Cathay Pacific pokes fun at its own spelling gaffe on its aircraft

Cathay Pacific has poked fun at a spelling mishap that occurred after the completion of a paint job on one of its aircraft. According to pictures circulating online, the letter "f" was missing from the words "Cathay Pacific", resulting in the final spelling being "Cathay Paciic".

In a Facebook post, the airline wrote "Breaking! Limited 777 makes an appearance. Oops, this special livery won't last long! She's going back to the shop!" The funny post garnered 232 comments, 711 shares and 3.4k reactions at the time of writing.

Several netizens commended Cathay Pacific's PR team for its swift response and for taking things in its stride by redirecting the attention using humour, rather than attempting to hide the error. Meanwhile, some also joked that a new corporate branding has been unveiled, while others commented that Typhoon Mangkhut had blown away the letter "f". Cathay Pacific is not the only one to have encountered a spelling mishap. Last month, the movie premiere for Crazy Rich Asians made headlines when images of the backdrop containing a misspelling of "Singapore" and "Passion Made Possible" circulated online.

Most recently, Cathay Pacific also inked a deal with Salesforce’s Marketing Cloud with an aim of focusing on three key areas: acquiring new customers, personalising all touch-points along the traveller’s journey and getting a complete 360-degree view of the members of its Marco Polo loyalty programme. Cathay Pacific said its digital transformation is led by a vision that recognises and caters to the evolving needs of its customers in order to increase its competitiveness in the airline industry.
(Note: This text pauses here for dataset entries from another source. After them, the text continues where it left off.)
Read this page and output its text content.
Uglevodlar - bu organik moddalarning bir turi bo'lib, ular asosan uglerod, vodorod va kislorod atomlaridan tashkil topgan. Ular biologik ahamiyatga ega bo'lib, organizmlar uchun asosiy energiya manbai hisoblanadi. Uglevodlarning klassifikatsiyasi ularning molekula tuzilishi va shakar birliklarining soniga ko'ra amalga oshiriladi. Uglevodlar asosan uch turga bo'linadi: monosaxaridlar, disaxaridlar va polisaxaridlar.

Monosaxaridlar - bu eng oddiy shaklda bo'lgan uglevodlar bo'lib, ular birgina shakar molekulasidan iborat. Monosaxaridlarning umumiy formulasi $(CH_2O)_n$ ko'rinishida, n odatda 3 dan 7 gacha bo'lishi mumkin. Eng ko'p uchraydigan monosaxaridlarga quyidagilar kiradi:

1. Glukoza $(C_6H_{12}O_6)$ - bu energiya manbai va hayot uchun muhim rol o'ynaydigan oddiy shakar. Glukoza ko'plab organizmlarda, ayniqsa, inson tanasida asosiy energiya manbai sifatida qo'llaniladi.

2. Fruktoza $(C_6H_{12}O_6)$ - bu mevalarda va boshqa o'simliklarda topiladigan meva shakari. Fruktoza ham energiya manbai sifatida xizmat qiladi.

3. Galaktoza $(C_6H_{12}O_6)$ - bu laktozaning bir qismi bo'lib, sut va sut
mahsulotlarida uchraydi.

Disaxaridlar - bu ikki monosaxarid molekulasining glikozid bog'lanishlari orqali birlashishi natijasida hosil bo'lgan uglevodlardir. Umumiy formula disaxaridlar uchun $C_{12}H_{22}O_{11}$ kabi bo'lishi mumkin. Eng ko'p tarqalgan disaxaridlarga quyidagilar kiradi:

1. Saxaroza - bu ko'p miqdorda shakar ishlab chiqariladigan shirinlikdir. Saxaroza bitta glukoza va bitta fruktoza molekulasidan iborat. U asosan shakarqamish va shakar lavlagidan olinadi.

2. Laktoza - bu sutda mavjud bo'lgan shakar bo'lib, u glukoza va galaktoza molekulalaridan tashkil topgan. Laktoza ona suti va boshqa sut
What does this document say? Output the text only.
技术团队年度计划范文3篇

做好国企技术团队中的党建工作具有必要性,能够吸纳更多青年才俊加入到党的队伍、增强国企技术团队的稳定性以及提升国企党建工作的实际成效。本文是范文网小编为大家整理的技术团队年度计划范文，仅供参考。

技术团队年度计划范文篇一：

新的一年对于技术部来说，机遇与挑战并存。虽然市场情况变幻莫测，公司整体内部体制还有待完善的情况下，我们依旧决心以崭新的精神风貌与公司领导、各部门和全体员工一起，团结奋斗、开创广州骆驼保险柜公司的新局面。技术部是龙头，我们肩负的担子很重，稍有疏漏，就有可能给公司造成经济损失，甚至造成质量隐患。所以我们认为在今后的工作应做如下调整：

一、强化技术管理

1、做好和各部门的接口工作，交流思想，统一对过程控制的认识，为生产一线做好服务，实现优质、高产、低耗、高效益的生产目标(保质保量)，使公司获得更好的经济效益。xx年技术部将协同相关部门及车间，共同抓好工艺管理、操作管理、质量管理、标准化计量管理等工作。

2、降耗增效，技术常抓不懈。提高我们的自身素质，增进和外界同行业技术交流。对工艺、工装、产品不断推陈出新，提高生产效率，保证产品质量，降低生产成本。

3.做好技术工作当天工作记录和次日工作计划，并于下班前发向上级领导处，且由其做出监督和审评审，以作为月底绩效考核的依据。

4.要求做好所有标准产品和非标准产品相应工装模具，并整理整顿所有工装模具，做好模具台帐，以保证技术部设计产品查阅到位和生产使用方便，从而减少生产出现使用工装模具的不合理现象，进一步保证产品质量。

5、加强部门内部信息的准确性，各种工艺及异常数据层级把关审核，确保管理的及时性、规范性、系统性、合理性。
“Expanding our relationship with Salesforce was a very easy decision to make. By adding Marketing Cloud, we enrich the understanding of our customers through enhanced engagement across channels and devices,” said Paul Loo, chief customer and commercial officer at Cathay Pacific. “The airline and travel industry is being disrupted, and we need to be ready for the customer of the future—the digital natives and those with a digitally-savvy mindset and accompanying expectations.”

“Customers today expect seamless and hyper-personalised experiences and their expectations are higher than ever. To stay competitive, airlines need to be able to leverage technology to meet and exceed these expectations,” said Mark Innes, GM and executive vice president, APAC at Salesforce.

Meanwhile, the airline has also parted ways with McCann Worldgroup after 25 years, by appointing Publicis Groupe to handle creative and media, in an agency roster that also includes VCCP. The review was conducted through the first half of this year with agency talents selected from Hong Kong, China, Singapore, Japan, India, Australia, the US and the UK.

Edward Bell, GM of brand, insights and marketing communication who joined last August, said the airline was impressed with the quality of thinking and passion for Cathay from all the agencies that participated in the review. “Among a very strong competitive set, both Publicis Groupe and VCCP stood out in terms of strategy, use of technology and disruptive mindset” he added.

The appointment came shortly after media reports emerged that Cathay Pacific is still trying to cut down expenses, with an overseas job restructure potentially affecting marketing, sales, cargo and airport-based operations.